Mothers are given lots of reasons to breastfeed but getting lots of sleep isn’t usually one of them. Mostly we hear that formula-feeding mothers are the ones sleeping. Dads and others, for example, can take over a feeding or two at night, allowing mom consecutive sleep cycles.
But over on the Science and Sensibility website, there’s a spirited defense of nighttime breastfeeding. The author, psychologist and lactation expert Dr. Kathleen Kendall-Tackett, cites a number of studies and concludes:
“Breastfeeding mothers are less tired and get more sleep than their formula- or mixed-feeding counterparts.And this lowers their risk for depression.”
Kendall-Tackett’s post is written in response to advice circulating that avoiding nighttime nursing can reduce risk of depression. She sets aside debates about benefits of breastfeeding for the baby, and looks exclusively at how exclusive breastfeeding affects mom’s sleep and mental health.
According to the largest and most recent of the studies she mentions, one of the factors contributing to disrupted maternal sleep is not exclusively breastfeeding. (Others included depression, previous sleep problems, being a first-time mother, and a younger or male infant). In another 2007 study, researchers suggest that sedating hormones may be the reason breastfeeding moms are getting quality sleep:
“Using supplementation as a coping strategy for minimizing sleep loss can actually be detrimental because of its impact on prolactin hormone production and secretion.

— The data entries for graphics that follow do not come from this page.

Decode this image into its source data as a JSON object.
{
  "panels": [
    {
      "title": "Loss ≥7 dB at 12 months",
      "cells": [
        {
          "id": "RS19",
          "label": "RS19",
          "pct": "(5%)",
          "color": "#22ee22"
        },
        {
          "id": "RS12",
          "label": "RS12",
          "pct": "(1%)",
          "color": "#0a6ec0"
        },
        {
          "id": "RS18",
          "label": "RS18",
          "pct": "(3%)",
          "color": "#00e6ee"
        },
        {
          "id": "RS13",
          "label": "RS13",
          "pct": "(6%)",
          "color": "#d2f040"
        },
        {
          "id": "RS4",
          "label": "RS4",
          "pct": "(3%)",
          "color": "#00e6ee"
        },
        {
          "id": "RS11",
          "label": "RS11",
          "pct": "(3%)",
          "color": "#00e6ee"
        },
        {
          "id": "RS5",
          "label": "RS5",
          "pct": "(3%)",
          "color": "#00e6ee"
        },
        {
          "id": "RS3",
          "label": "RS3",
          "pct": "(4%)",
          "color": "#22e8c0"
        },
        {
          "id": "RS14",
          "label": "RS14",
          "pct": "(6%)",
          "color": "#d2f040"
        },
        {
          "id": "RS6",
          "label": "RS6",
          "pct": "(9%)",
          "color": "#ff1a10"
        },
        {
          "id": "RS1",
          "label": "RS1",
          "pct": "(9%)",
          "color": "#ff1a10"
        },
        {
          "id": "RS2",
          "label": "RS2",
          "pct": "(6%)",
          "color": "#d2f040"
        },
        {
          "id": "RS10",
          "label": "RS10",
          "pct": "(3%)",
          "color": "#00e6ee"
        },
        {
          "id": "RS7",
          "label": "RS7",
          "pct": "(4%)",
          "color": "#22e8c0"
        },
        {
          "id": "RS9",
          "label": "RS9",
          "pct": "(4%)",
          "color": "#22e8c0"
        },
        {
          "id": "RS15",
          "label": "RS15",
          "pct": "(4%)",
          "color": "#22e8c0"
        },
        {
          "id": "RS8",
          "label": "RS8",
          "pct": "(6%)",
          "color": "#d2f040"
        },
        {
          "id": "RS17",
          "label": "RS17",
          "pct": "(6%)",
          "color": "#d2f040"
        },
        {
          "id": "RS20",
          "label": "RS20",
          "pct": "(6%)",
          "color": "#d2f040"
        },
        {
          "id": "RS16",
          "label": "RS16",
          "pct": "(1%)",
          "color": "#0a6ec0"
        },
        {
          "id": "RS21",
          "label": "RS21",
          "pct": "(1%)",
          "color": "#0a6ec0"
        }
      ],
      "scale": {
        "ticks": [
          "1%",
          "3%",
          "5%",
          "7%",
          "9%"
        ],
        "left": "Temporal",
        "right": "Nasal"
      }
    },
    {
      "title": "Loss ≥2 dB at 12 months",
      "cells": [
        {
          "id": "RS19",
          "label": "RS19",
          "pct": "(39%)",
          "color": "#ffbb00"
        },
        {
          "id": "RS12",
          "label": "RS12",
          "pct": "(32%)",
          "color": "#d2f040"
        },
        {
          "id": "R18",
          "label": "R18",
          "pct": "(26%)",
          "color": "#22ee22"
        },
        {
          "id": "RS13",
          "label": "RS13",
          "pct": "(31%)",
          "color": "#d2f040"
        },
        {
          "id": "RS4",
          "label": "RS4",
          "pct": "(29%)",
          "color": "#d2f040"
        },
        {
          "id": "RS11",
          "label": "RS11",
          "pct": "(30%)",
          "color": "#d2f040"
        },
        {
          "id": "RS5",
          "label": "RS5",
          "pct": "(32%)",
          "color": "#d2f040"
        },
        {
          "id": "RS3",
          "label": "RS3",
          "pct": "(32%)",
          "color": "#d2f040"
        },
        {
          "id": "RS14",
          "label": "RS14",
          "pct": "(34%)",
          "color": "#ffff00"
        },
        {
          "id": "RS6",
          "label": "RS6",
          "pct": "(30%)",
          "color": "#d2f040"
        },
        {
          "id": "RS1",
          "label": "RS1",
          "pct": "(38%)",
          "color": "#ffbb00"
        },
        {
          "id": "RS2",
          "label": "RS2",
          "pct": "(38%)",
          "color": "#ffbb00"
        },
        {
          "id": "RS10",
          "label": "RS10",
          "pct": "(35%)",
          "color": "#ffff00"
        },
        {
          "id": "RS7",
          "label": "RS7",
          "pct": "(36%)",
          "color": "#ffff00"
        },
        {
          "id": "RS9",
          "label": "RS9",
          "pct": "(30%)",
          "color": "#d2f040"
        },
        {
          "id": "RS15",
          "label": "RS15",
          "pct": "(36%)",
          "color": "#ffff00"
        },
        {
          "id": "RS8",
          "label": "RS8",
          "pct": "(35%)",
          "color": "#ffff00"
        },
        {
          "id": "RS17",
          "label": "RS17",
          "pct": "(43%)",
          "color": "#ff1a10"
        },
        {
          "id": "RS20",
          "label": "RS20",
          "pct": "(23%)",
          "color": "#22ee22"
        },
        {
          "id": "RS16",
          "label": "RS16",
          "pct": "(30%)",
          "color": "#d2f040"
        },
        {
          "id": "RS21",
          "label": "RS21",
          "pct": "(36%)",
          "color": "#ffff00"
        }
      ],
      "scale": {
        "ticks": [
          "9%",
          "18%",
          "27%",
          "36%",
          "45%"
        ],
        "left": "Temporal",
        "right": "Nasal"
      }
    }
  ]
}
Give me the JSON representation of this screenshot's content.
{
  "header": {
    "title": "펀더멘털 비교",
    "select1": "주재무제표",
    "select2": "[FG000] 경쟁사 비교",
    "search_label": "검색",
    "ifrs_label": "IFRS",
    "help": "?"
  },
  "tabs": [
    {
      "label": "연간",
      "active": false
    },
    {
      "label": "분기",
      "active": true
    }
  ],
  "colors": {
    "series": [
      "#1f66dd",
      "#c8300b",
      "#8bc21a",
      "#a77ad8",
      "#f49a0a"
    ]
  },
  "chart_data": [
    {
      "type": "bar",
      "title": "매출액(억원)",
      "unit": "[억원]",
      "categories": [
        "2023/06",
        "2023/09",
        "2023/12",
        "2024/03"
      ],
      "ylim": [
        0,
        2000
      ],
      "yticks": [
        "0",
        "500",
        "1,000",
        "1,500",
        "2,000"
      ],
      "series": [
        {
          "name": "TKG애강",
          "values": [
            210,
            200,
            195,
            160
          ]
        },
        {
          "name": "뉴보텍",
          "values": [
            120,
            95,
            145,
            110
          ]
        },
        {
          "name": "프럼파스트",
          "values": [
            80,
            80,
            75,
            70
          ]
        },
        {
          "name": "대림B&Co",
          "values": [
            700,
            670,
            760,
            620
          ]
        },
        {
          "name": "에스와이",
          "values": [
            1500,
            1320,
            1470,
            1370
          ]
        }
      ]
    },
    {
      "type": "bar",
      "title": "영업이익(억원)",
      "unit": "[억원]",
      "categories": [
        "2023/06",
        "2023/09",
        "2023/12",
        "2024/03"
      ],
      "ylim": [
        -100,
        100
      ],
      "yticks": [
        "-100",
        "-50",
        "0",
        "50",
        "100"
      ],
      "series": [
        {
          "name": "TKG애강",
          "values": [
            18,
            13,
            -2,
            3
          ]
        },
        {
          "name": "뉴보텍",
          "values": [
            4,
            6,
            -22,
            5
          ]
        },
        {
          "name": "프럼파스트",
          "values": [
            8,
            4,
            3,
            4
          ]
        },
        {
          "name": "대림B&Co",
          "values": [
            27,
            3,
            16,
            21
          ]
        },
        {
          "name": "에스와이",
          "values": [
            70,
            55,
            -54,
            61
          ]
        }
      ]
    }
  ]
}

Maintenance of breastfeeding as well as deep restorative sleep stages may be greatly compromised for new mothers who cope with infant feedings by supplementing in an effort to get more sleep time.”
In a smaller study, co-sleeping breastfeeders got the most sleep. Exclusive breastfeeders with the baby in the crib got the least.
I don’t know enough about every study conducted on sleep to provide much context here, but I do think the gist of Kendall-Tackett’s argument will ring true for some new mothers. I know plenty of women—especially those with histories of depression and/or insomnia–who become very dependant on breastfeeding hormones to fend off tense all-nighters. Night nursing can be the “silver bullet” sending everyone back to bed.
I also know moms who say they never would have survived the first year without dad taking over (with formula) for at least part of the night, as well those for whom night nursing helped early but not so much later on. For still others it was really hard early and then became easier. Anecdotal evidence can be varied and contradictory; maybe it’s just a question– like it so often is–of what you become accustomed to and what works best for your family.